An effective way to get your affirmations into your unconscious and muscle memory is to use the “pre-sleep technique.” Take one particular affirmation that you’re working on at the moment, i.e. “I stay cool and calm in the clutch” and repeat it to yourself slowly as you lie in bed at night with the lights off. After the first repetition, try to imagine, in as much detail as possible, experiencing yourself doing just that. Perhaps you focus to sink a game-winning free throw in your basketball game, or stick the big landing at your gymnastic meet. Maybe you picture being up at the plate for a late inning at-bat and get a hit in your baseball game, or throw the touchdown to win your football game in the last 10 seconds.

In any example, you’re maintaining your focus and composure, keeping calm when the pressure is on.
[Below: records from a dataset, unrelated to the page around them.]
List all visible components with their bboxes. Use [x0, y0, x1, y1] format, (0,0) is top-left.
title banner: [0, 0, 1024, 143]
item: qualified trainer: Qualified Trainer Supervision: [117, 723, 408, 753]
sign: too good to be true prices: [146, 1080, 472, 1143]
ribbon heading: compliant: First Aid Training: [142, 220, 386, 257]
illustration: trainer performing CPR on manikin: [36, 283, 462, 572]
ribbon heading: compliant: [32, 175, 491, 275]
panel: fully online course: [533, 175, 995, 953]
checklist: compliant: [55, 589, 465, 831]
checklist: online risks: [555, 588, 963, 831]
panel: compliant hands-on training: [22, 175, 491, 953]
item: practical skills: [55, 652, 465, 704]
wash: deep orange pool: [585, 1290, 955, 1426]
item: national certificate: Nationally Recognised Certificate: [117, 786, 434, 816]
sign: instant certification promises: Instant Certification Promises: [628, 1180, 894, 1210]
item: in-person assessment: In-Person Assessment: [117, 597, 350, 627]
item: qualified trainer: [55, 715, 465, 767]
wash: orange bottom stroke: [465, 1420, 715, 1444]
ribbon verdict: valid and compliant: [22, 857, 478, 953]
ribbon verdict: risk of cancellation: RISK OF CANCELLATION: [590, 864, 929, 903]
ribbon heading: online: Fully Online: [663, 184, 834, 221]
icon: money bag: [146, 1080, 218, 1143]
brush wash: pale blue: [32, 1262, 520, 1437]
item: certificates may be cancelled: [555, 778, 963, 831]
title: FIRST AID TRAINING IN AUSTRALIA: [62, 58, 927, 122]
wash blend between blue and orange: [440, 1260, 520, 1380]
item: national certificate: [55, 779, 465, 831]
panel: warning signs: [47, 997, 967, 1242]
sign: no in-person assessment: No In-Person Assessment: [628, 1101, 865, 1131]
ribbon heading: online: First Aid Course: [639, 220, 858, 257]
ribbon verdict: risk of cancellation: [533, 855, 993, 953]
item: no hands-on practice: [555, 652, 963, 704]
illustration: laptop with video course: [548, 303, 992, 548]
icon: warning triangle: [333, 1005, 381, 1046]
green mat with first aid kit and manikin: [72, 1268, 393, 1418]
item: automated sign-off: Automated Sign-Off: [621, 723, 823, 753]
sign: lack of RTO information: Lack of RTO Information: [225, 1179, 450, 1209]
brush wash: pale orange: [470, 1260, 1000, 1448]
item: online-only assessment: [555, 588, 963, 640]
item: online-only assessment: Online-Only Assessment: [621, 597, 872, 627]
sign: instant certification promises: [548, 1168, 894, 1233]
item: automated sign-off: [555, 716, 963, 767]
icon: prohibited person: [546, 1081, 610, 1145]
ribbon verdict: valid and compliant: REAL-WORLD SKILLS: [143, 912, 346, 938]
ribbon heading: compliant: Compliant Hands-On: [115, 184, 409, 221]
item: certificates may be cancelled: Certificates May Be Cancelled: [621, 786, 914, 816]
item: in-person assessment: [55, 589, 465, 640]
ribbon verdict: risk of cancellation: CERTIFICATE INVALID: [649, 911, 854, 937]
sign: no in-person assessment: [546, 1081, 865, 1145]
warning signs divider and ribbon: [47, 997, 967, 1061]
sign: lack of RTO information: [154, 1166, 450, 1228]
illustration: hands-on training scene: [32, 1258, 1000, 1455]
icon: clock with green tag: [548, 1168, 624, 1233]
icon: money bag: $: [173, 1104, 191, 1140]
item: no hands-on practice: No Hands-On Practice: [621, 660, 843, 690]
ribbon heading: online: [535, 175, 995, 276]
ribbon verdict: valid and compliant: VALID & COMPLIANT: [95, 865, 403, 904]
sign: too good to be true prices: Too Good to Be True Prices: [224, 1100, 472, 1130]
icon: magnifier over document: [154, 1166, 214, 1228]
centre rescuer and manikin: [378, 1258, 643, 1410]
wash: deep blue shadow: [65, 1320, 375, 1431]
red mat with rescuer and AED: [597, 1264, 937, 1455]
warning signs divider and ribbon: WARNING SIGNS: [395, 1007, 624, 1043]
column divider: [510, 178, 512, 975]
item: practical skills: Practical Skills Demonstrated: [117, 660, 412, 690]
Slowly repeat your affirmation a second time, once again imagining yourself staying focused and composed. Continue this sequence of slowly repeating your affirmation with the accompanying imagery for a total of 15-20 times before you fall asleep.

If you find that you only get through 10 repetitions before sleep overtakes you, don’t wory. Continue this technique every night before bed.

Remember, there’s nothing positive about being negative. If you want to be successful, you need to change your negative inner coaching to POSITIVE.

It is critically important that you ONLY use your affirmations when you are AWAY from the performance arena and under NO performance pressure! The last thing you want to do as an athlete as you’re about to perform is to try to counteract last minute negative thoughts with positive ones! Your job mentally, when you’re close to or in the middle of a performance is to keep your focus EXTERNAL on the action and what you’re DOING instead of INTERNAL on what you’re THINKING. If you have a last minute inner argument going on between your positive and negative self-talk, then you will distract yourself from the important task at hand, undermine your confidence and sabotage your performance. When last minute negatives and self-doubts pop up, stay calm (they’re perfectly normal) and immediately redirect your concentration outward on the action and what you’re doing and away from what you are thinking!

Affirmations are extremely helpful for programming your unconscious mind and should always be used when you are relaxed. That way, you can direct 100% of your focus on developing this very effective “re-programming” tool.